En 1705 il est maréchal de France et chevalier du Saint Esprit. En 1706, sans avoir obtenu l’autorisation du roi, il publie un Projet d’une dîme royale qui propose la création d’un impôt proportionnel sur les revenus et l’abandon des privilèges. Cette liberté de ton provoque sa disgrâce en 1707. Vauban en meurt de désespoir.

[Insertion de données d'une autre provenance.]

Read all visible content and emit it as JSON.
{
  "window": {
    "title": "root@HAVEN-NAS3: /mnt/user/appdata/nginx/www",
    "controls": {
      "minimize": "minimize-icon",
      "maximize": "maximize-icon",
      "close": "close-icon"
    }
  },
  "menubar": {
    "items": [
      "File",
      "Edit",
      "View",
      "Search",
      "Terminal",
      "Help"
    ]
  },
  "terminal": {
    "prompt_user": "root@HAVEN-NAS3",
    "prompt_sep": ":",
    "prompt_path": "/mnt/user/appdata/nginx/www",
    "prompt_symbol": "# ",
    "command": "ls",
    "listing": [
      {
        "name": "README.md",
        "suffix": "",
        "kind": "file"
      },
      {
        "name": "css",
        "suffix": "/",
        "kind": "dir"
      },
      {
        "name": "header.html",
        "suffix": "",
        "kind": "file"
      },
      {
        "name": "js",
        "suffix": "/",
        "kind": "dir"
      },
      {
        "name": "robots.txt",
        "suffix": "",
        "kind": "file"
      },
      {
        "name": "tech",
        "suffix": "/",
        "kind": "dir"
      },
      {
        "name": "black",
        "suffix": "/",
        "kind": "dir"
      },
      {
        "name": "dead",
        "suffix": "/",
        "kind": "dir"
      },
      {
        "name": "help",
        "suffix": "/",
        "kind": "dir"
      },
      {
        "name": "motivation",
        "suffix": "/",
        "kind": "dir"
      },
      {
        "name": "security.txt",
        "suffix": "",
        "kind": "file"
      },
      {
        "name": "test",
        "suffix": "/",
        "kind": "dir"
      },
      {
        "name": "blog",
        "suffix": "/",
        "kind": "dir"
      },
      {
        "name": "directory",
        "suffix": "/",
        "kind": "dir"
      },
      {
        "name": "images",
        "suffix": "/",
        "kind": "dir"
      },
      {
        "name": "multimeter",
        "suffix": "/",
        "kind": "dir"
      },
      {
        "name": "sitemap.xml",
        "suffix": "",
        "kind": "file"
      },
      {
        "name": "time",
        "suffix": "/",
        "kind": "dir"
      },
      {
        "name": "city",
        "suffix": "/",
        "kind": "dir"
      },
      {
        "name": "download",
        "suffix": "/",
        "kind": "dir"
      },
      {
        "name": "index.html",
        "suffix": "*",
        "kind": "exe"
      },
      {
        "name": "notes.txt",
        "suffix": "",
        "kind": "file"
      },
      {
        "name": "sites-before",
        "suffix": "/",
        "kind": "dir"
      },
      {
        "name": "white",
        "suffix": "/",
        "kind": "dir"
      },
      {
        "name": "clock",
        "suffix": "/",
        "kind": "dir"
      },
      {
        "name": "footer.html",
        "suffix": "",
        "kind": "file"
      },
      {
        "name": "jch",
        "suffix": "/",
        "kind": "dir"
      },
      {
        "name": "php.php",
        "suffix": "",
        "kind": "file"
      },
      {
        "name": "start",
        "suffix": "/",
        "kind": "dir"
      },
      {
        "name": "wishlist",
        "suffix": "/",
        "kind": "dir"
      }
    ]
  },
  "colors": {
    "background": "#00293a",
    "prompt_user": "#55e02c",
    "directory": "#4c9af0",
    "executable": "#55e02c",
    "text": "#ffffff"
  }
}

Il préfigure, par nombre de ses écrits, les philosophes du siècle des Lumières. Il a toujours cherché à résoudre et à améliorer des situations concrètes au service des hommes : d’abord, des soldats dont il a voulu à tout prix protéger la vie dans la boue des tranchées ou dans la fureur sanglante des batailles. Mais il n’a cessé aussi de s’intéresser aux plus humbles sujets du roi, « accablés de taille, de gabelle, et encore plus de la famine qui a achevé de les épuiser ».
Il est aussi dans le grand mouvement de penseurs précurseurs des physiocrates par son intérêt pour l’agronomie et l’économie. Il prône les valeurs qui seront défendues au 18ème siècle par Quesnay, et il encourage les nobles à quitter la cour pour le service des armes mais aussi la mise en valeur de leurs domaines dans un mémoire intitulé Idée d’une excellente noblesse et des moyens de la distinguer par les Générations.
Il fut un précurseur de Montesquieu par sa conception d’un État chargé avant tout d’assumer la protection de tous et leur bien-être et veut lutter contre la misère, la corruption, l’incompétence, le mépris du service public.
Il pris, à partir de la fin des années 1680, une distance de plus en plus critique par rapport au roi, en fustigeant une politique qui lui semble s’éloigner de ses convictions de grandeur et de défense de sa patrie, le tout au nom du bien public. Bien qu’il soit militaire, Vauban n’hésite pas à donner son avis dans les affaires de l’État, ainsi, en 1683, il propose un traité de paix avec l’Allemagne en précisant les conditions soit « la cession pure et simple de la part de l’empereur des pays nouvellement réunis aux trois évêchés, de toute l’Alsace et notamment de la ville de Strasbourg ». En échange, Louis XIV donnerait les villes de Brisach et de Fribourg. Cette proposition était loin d’être innocente puisque d’après l’intéressé, ces deux places étaient plus une charge qu’autre chose pour le royaume de France. Cette proposition lui vaudra une remontrance de Louvois par un courrier du 24 août 1683.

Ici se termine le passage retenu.